Cinquant'anni fa Trieste tornava italiana

Tra il 26 ottobre e il 4 novembre si perfezionava il definitivo passaggio dei poteri dalla amministrazione alleata a quella italiana secondo gli accordi siglati il 5 dello stesso mese. Finiva così la "Questione triestina".
29 Settembre 2004 | di

Sono trascorsi appena cinquant'anni da quando Trieste entrava definitivamente a far parte della Repubblica italiana. Il 5 ottobre del 1954, con il Trattato, o Memorandum, di Londra, italiani e jugoslavi ponevano fine a uno snervante contenzioso che li teneva in disaccordo per il possesso della città , un contenzioso che aveva avuto inizio dall'infelice primo maggio del 1945, il giorno in cui le truppe del ferreo maresciallo Tito l'avevano abusivamente occupata.

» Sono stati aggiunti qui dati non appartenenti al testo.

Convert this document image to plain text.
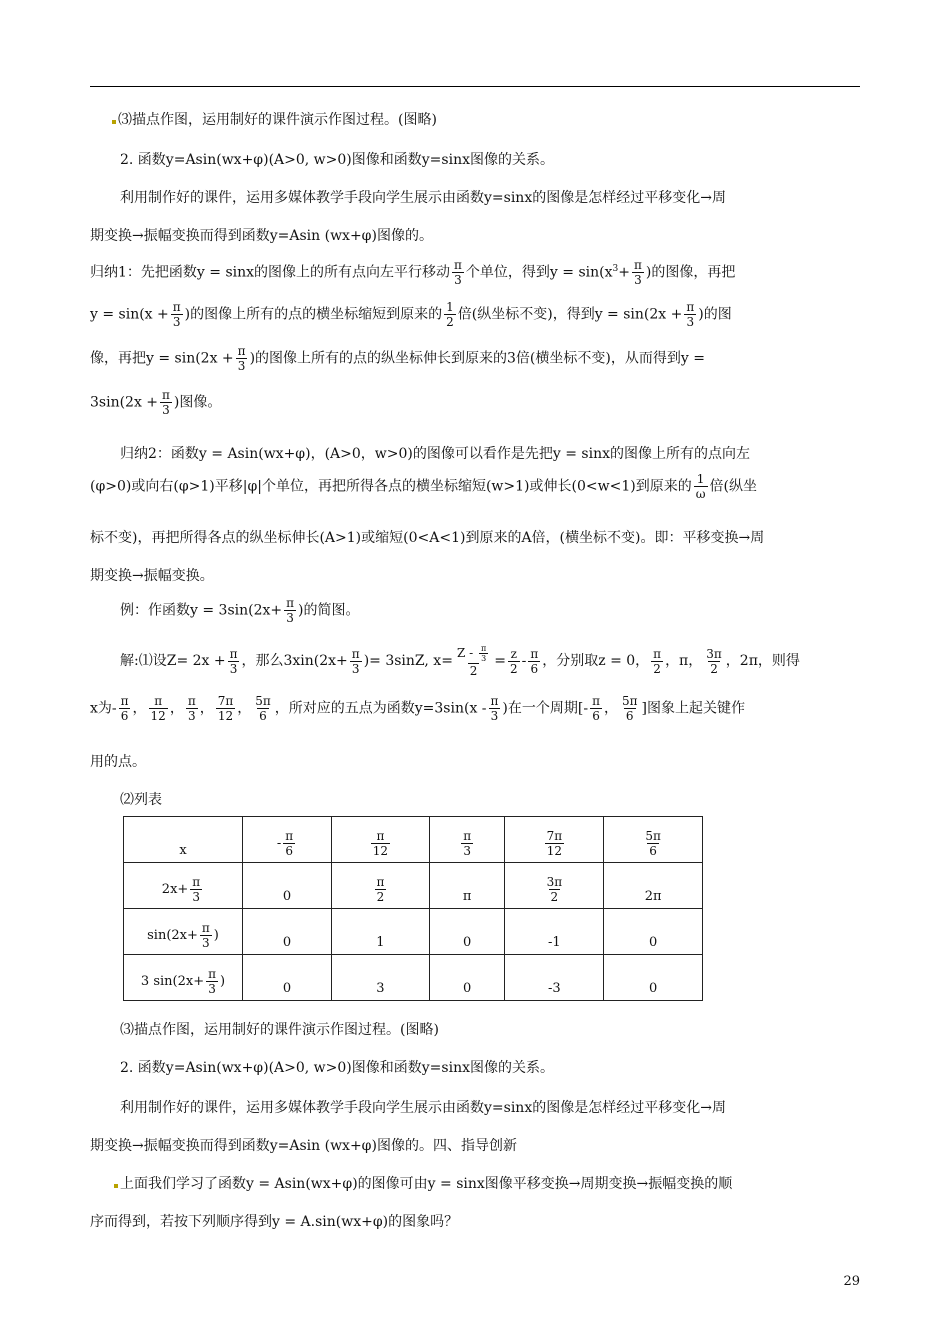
⑶描点作图，运用制好的课件演示作图过程。(图略)
2. 函数y=Asin(wx+φ)(A>0, w>0)图像和函数y=sinx图像的关系。
利用制作好的课件，运用多媒体教学手段向学生展示由函数y=sinx的图像是怎样经过平移变化→周
期变换→振幅变换而得到函数y=Asin (wx+φ)图像的。
归纳1：先把函数y = sinx的图像上的所有点向左平行移动 $\frac{\pi}{3}$ 个单位，得到$y = \sin(x^3+ \frac{\pi}{3}$ )的图像，再把
$y = \sin(x + \frac{\pi}{3}$ )的图像上所有的点的横坐标缩短到原来的 $\frac{1}{2}$ 倍(纵坐标不变)，得到$y = \sin(2x + \frac{\pi}{3}$ )的图
像，再把$y = \sin(2x + \frac{\pi}{3}$ )的图像上所有的点的纵坐标伸长到原来的3倍(横坐标不变)，从而得到y =
$3\sin(2x + \frac{\pi}{3}$ )图像。
归纳2：函数y = Asin(wx+φ)，(A>0，w>0)的图像可以看作是先把y = sinx的图像上所有的点向左
(φ>0)或向右(φ>1)平移|φ|个单位，再把所得各点的横坐标缩短(w>1)或伸长(0<w<1)到原来的 $\frac{1}{\omega}$ 倍(纵坐
标不变)，再把所得各点的纵坐标伸长(A>1)或缩短(0<A<1)到原来的A倍，(横坐标不变)。即：平移变换→周
期变换→振幅变换。
例：作函数$y = 3\sin(2x+ \frac{\pi}{3}$ )的简图。
解:⑴设$Z= 2x + \frac{\pi}{3}$ ，那么$3xin(2x+ \frac{\pi}{3}$ )= 3sinZ, $x= \frac{Z - \frac{\pi}{3}}{2} = \frac{z}{2} - \frac{\pi}{6}$ ，分别取z = 0， $\frac{\pi}{2}$ ，π， $\frac{3\pi}{2}$ ，2π，则得
x为- $\frac{\pi}{6}$ ， $\frac{\pi}{12}$ ， $\frac{\pi}{3}$ ， $\frac{7\pi}{12}$ ， $\frac{5\pi}{6}$ ，所对应的五点为函数$y=3\sin(x - \frac{\pi}{3}$ )在一个周期[- $\frac{\pi}{6}$ ， $\frac{5\pi}{6}$ ]图象上起关键作
用的点。
⑵列表
x	- $\frac{\pi}{6}$	$\frac{\pi}{12}$	$\frac{\pi}{3}$	$\frac{7\pi}{12}$	$\frac{5\pi}{6}$

$2x+ \frac{\pi}{3}$	0	$\frac{\pi}{2}$	π	$\frac{3\pi}{2}$	2π
$\sin(2x+ \frac{\pi}{3}$ )	0	1	0	-1	0
3 $\sin(2x+ \frac{\pi}{3}$ )	0	3	0	-3	0
⑶描点作图，运用制好的课件演示作图过程。(图略)
2. 函数y=Asin(wx+φ)(A>0, w>0)图像和函数y=sinx图像的关系。
利用制作好的课件，运用多媒体教学手段向学生展示由函数y=sinx的图像是怎样经过平移变化→周
期变换→振幅变换而得到函数y=Asin (wx+φ)图像的。四、指导创新
上面我们学习了函数y = Asin(wx+φ)的图像可由y = sinx图像平移变换→周期变换→振幅变换的顺
序而得到，若按下列顺序得到y = A.sin(wx+φ)的图象吗？
29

Capoluogo della regione autonoma del Friuli-Venezia Giulia dal 1963, Trieste ha conosciuto alterne vicissitudini soprattutto nel corso del '900. Entrata a far parte del Regno d'Italia al termine della Grande guerra del 1915-'18 corse il rischio di essere nuovamente strappata alla penisola nel 1945 a vantaggio della neonata Repubblica jugoslava.

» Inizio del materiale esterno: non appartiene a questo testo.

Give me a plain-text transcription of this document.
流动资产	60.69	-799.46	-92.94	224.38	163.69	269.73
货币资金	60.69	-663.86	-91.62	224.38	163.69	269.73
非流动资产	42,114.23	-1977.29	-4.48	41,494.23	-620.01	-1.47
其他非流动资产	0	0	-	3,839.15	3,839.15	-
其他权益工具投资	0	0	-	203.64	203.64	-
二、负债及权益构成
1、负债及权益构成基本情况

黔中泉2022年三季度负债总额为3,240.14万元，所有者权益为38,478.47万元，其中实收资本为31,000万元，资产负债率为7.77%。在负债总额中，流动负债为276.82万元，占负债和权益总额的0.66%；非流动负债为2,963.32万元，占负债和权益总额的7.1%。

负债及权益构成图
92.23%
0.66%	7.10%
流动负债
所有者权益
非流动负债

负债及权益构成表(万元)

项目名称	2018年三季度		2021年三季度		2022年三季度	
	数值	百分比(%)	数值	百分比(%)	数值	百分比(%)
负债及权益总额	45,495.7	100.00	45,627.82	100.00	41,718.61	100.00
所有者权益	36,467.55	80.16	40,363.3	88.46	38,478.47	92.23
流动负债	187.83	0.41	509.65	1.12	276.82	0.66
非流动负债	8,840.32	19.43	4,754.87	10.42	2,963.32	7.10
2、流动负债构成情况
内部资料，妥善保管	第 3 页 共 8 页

La cosiddetta Questione triestina è uno di quegli oscuri episodi della storia nazionale italiana di cui raramente si parla nei libri scolastici.
La vexata quaestio triestina si comprende meglio se si torna ai tragici giorni che seguirono l'armistizio dell'8 settembre del 1943 quando, a malincuore, re Vittorio Emanuele III e il nuovo capo del governo, il maresciallo Pietro Badoglio, che aveva sostituito Mussolini, preferivano saggiamente riparare a Brindisi, in territorio libero, per sottrarsi alle rappresaglie dei tedeschi che sopraggiungevano su Roma. Già  in quei concitati giorni furono siglati degli accordi in cui si decideva di rinviare al termine del conflitto la definizione di un confine di Stato con i territori balcanici ormai in balia della guerriglia partigiana capeggiata da Tito.

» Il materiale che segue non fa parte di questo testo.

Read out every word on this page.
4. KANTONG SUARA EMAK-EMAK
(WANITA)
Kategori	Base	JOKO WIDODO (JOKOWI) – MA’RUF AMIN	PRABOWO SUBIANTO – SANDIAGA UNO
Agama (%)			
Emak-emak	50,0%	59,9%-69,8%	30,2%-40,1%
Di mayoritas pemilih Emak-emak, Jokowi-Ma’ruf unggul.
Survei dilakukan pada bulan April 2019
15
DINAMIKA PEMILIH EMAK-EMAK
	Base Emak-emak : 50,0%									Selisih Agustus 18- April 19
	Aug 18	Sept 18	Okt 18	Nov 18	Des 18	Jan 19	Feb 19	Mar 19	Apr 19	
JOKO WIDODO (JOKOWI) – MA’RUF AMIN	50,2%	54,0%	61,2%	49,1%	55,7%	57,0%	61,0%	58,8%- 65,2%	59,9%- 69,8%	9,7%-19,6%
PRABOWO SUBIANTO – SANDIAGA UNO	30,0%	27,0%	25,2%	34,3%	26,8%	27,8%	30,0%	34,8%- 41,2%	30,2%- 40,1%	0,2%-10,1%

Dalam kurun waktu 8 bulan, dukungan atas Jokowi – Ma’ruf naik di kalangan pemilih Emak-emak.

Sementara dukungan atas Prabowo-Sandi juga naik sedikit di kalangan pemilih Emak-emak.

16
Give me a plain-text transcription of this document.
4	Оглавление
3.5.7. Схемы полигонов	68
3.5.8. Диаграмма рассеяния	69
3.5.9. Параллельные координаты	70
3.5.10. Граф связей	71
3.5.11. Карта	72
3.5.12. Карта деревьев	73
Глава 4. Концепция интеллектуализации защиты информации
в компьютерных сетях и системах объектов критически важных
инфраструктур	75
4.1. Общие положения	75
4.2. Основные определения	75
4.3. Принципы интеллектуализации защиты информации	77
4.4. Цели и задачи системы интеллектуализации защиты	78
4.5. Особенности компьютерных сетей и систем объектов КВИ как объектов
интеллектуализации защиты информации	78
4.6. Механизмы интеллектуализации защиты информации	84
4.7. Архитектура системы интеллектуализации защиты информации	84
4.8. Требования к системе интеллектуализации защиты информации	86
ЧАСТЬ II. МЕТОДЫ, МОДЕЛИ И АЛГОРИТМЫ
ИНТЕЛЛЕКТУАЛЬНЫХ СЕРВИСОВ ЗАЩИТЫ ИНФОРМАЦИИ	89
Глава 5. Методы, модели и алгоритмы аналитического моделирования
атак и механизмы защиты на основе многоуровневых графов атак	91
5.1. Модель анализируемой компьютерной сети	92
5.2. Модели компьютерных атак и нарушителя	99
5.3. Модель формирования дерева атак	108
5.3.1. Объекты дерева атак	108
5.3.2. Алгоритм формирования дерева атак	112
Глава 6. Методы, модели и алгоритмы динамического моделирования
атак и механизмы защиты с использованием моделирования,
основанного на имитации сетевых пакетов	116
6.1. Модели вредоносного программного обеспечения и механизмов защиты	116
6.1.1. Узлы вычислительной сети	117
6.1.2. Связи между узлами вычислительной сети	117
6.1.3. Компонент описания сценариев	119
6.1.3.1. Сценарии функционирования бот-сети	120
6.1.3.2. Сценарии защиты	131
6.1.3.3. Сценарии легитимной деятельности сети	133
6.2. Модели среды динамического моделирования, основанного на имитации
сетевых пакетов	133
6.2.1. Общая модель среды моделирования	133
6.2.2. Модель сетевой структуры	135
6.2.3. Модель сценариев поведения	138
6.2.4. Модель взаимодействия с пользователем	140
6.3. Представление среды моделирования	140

Il 18 settembre del '43 Trieste, dopo essere stata occupata dai reparti tedeschi, veniva annessa alla Repubblica Sociale di Salò. I nazisti, però, imponevano il loro Diktat costituendo un Supremo Commissariato per il litorale adriatico - l'Adrialisches Kunstenland - in cui erano raggruppate le province di Trieste, di Udine, di Gorizia e di Lubiana. Hitler, a capo di quel Commissariato, poneva l'austriaco Friedrich Rainer, il quale nominava a Trieste un nuovo prefetto, Bruno Coceani, il presidente dell'Associazione industriali e un nuovo podestà . Al tempo stesso, l'Istria era percorsa da bande di slavi che facevano stragi di civili italiani e di soldati tedeschi e ne gettavano i cadaveri in profonde voragini dell'altopiano carsico.
Durante l'occupazione nazista, Trieste non conobbe che morte e distruzione. Da un lato, gli jugoslavi colmavano le foibe, dall'altro lato, i tedeschi si macchiavano di nefandi crimini nel campo di concentramento della Risiera di San Sabba deportandovi e uccidendovi migliaia di ebrei. Quel terribile luogo sarà  l'unico lager nazista su suolo italiano.
Il 1º maggio del 1945 i bombardamenti alleati su Trieste e sui cantieri navali di Monfalcone spianavano la strada alle truppe jugoslave, le quali, uscite dai rifugi sul Carso, invadevano le vie della città  friulana. Le truppe neozelandesi del generale Bernard Freyberg, che si erano già  distinte nello sfondare la linea Gustav e nella battaglia di Cassino, erano arrivate troppo tardi e non avevano potuto impedire che i partigiani titini prendessero possesso della città . Eppure, rimase celebre la loro corsa verso Trieste - The race for Trieste - favorita dai partigiani anticomunisti della divisione Osoppo guidata dal veneto Alvise Savorgnan De Brazzà .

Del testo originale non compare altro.